During the second visit to the classrooms the fired necklaces were returned and the students attached strings and learned to tie knots. Then they begin creating the panels. The life-size pattern shown in the last post was taken apart and the panels were assigned to classrooms. 5th & 4th grade classes each made six panels and 3rd - 1st made five panels each.

This close-up shows a typical panel pattern. This panel was assigned to O'Shea's class. It had a bit of the lake and two foothills, each with its own green color code and tree size.
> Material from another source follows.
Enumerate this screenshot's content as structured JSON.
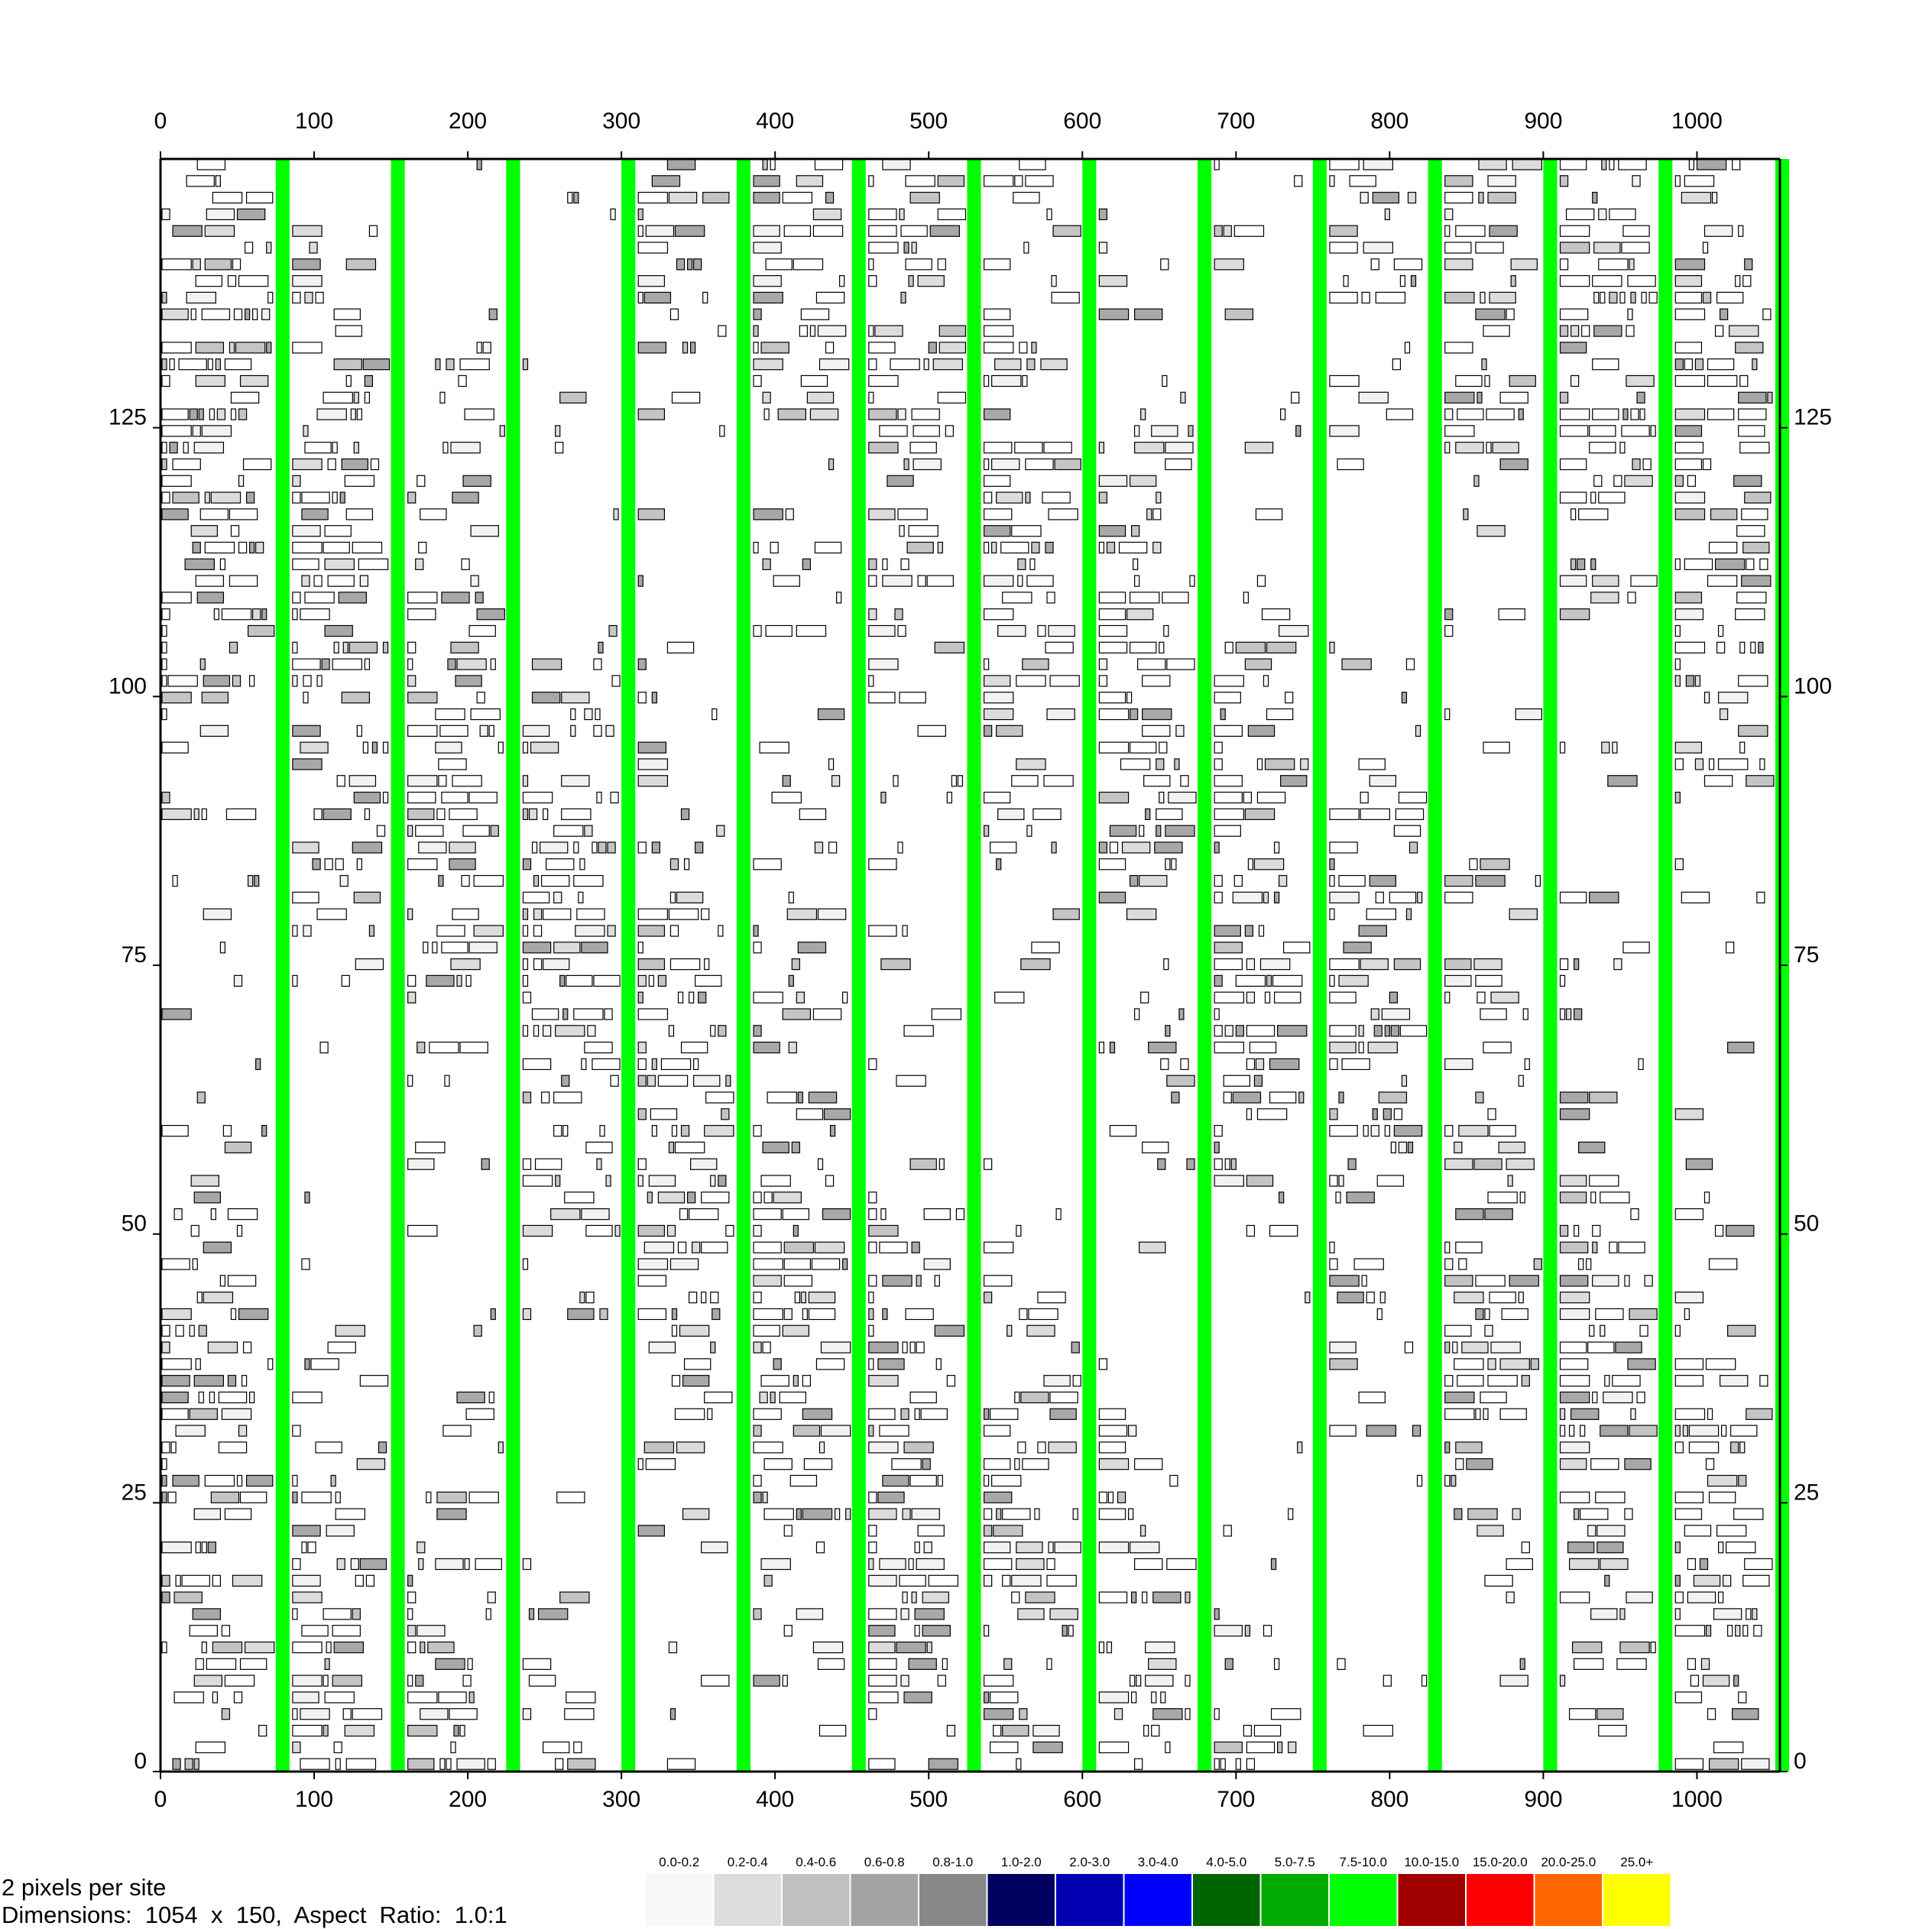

The panel pattern was covered with a full-sized sheet of clear glass which was coated with a thin film of glue, then students worked in groups to carefully match the bits of colored glass to the color of the panel pattern below. Students were encouraged to add many more trees than on the pattern.

To the right is a completed panel, all glued and ready for firing.


Tuesday, January 2nd marked the beginning of the full-school residency at Lincoln Park elementary school in the David Douglas School district with teaching artist Lisa Wilcke. During the residency the students will create a fused-glass mural in the hall windows just outside the school library. The mural, titled Stronger Together depicts the Cascade foothills leading up to Mt. Hood. The trees in the foothills will be in a rainbow of colors as a metaphor for how cultural diversity adds to the strength and beauty of a community.

The project is funded with a generous grant from the East Portland Action Plan and support from the Lincoln Park Boosters Club.

Shown above are the windows, followed by a small sketch of the plan for the mural, then an image a full-size cartoon of the one section of the mural. Each panel is 8x11.

Additionally, all residency participants including students, teachers, staff and volunteers will make a fused-glass necklace. Following are trays of necklaces. These are the parts created by the participants. Oddly, the parts are glued with hair spray. These pieces will be fused to a same-sized piece of clear glass in a kiln heated to 1450 degrees. Between the clear and colored pieces will be sandwiched a wire that the cord will attach to.

Stay turned to see the completed necklaces.

Next are some of the necklaces loaded in the kiln ready to be fired followed by a shelf of fired necklaces.

Ms. Adrian took pictures of her class working with Lisa Wilcke the glass art teacher. In the first photos the students are learning to cut glass at a station that includes doing the "I cut glass" dance.

The students at the necklace-making station.

The students also explore pre-fused pieces to discover how heat transforms the glass as it is heated and they learn about how glass can be clear, translucent, opaque and sometime even a trickster, appearing black, when is is actually a very dark color.